Search code examples
rparallel-processingspatialrastertrend

R: How to use parallel computing on calculating trends in raster


Recently I came across over this library in R spatialEco. I want to calculate the Kendall tau statistic for a raster stack in R. However, this would take a lot of time since this library is using just one core on the computer (the raster I plan to use is at a global extent at 250 m resolution)

library(raster)
library(spatialEco)

r.logo <- stack(system.file("external/rlogo.grd", package="raster"),
system.file("external/rlogo.grd", package="raster"),
system.file("external/rlogo.grd", package="raster"))

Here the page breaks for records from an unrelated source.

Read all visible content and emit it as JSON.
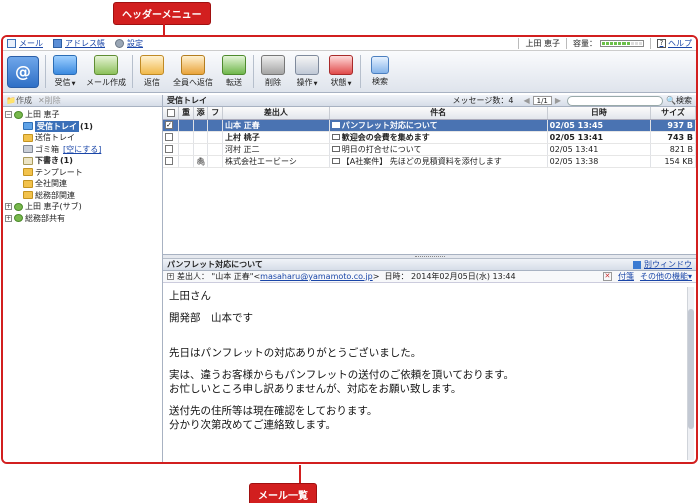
{
  "callouts": {
    "header_menu": "ヘッダーメニュー",
    "mail_list": "メール一覧"
  },
  "topbar": {
    "links": [
      {
        "label": "メール",
        "icon": "mail-icon"
      },
      {
        "label": "アドレス帳",
        "icon": "address-book-icon"
      },
      {
        "label": "設定",
        "icon": "gear-icon"
      }
    ],
    "user": "上田 恵子",
    "capacity_label": "容量：",
    "capacity_level": 0.65,
    "help": "ヘルプ"
  },
  "toolbar": {
    "buttons": [
      {
        "id": "inbox",
        "label": "受信"
      },
      {
        "id": "compose",
        "label": "メール作成"
      },
      {
        "id": "reply",
        "label": "返信"
      },
      {
        "id": "replyall",
        "label": "全員へ返信"
      },
      {
        "id": "forward",
        "label": "転送"
      },
      {
        "id": "delete",
        "label": "削除"
      },
      {
        "id": "ops",
        "label": "操作"
      },
      {
        "id": "state",
        "label": "状態"
      },
      {
        "id": "search",
        "label": "検索"
      }
    ]
  },
  "sidebar": {
    "create": "作成",
    "delete": "削除",
    "tree": {
      "root": "上田 恵子",
      "inbox": "受信トレイ",
      "inbox_count": "(1)",
      "sent": "送信トレイ",
      "trash": "ゴミ箱",
      "trash_empty": "[空にする]",
      "drafts": "下書き",
      "drafts_count": "(1)",
      "template": "テンプレート",
      "company": "全社関連",
      "general": "総務部関連",
      "sub": "上田 恵子(サブ)",
      "shared": "総務部共有"
    }
  },
  "list": {
    "title": "受信トレイ",
    "count": "メッセージ数：4",
    "page": "1/1",
    "search": "検索",
    "columns": {
      "check": "",
      "flag": "重",
      "attach": "添",
      "f": "フ",
      "from": "差出人",
      "subject": "件名",
      "date": "日時",
      "size": "サイズ"
    },
    "rows": [
      {
        "from": "山本 正春",
        "subject": "パンフレット対応について",
        "date": "02/05 13:45",
        "size": "937 B",
        "checked": "✓"
      },
      {
        "from": "上村 桃子",
        "subject": "歓迎会の会費を集めます",
        "date": "02/05 13:41",
        "size": "743 B",
        "checked": ""
      },
      {
        "from": "河村 正二",
        "subject": "明日の打合せについて",
        "date": "02/05 13:41",
        "size": "821 B",
        "checked": ""
      },
      {
        "from": "株式会社エービーシ",
        "subject": "【A社案件】 先ほどの見積資料を添付します",
        "date": "02/05 13:38",
        "size": "154 KB",
        "checked": "",
        "attach": "🖇"
      }
    ]
  },
  "preview": {
    "title": "パンフレット対応について",
    "new_window": "別ウィンドウ",
    "from_label": "差出人：",
    "from_name": "\"山本 正春\"<",
    "from_email": "masaharu@yamamoto.co.jp",
    "from_close": ">",
    "date_label": "日時：",
    "date": "2014年02月05日(水) 13:44",
    "attach": "付箋",
    "other": "その他の機能▾",
    "body": [
      "上田さん",
      "開発部　山本です",
      "",
      "先日はパンフレットの対応ありがとうございました。",
      "実は、違うお客様からもパンフレットの送付のご依頼を頂いております。",
      "お忙しいところ申し訳ありませんが、対応をお願い致します。",
      "送付先の住所等は現在確認をしております。",
      "分かり次第改めてご連絡致します。"
    ]
  }
}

# Calculate trend slope with p-value and confidence level(s)
start_time <- Sys.time()

logo.trend <- raster.kendall(r.logo, tau = TRUE, intercept = TRUE, p.value = TRUE,
z.value = TRUE, confidence = TRUE)

end_time <- Sys.time()
end_time - start_time

names(logo.trend) <- c("slope","tau", "intercept", "p.value", "z.value", "LCI", "UCI")
plot(logo.trend)

Is is possible to use a library like library(parallel) in order to calculate the trend on a raster stack? Is it necessary to convert the data to a matrix and then use these libraries?


Solution

  • spatialEco::raster.kendall() calls raster::overlay() and one can run that in parallel:

    1. Get the relevant function from spatialEco::raster.kendall():

      trend.slope <- function(y, p.value.pass = TRUE, z.pass = TRUE, 
                              tau.pass = TRUE, confidence.pass = TRUE, intercept.pass = TRUE) {
          options(warn = -1)
          fit <- EnvStats::kendallTrendTest(y ~ 1)
          fit.results <- fit$estimate[2]
          if (tau.pass == TRUE) {
              fit.results <- c(fit.results, fit$estimate[1])
          }
          if (intercept.pass == TRUE) {
              fit.results <- c(fit.results, fit$estimate[3])
          }
          if (p.value.pass == TRUE) {
              fit.results <- c(fit.results, fit$p.value)
          }
          if (z.pass == TRUE) {
              fit.results <- c(fit.results, fit$statistic)
          }
          if (confidence.pass == TRUE) {
              ci <- unlist(fit$interval["limits"])
              if (length(ci) == 2) {
                  fit.results <- c(fit.results, ci)
              }
              else {
                  fit.results <- c(fit.results, c(NA, NA))
              }
          }
          options(warn = 0)
          return(fit.results)
      }
      
    2. Start a cluster with n nodes.

      beginCluster(n=2)
      
    3. Do the calculations in parallel.

      logo.trend.parallel <- clusterR(r.logo, overlay, args=list(fun=trend.slope))
      
    4. Stop cluster.

      endCluster()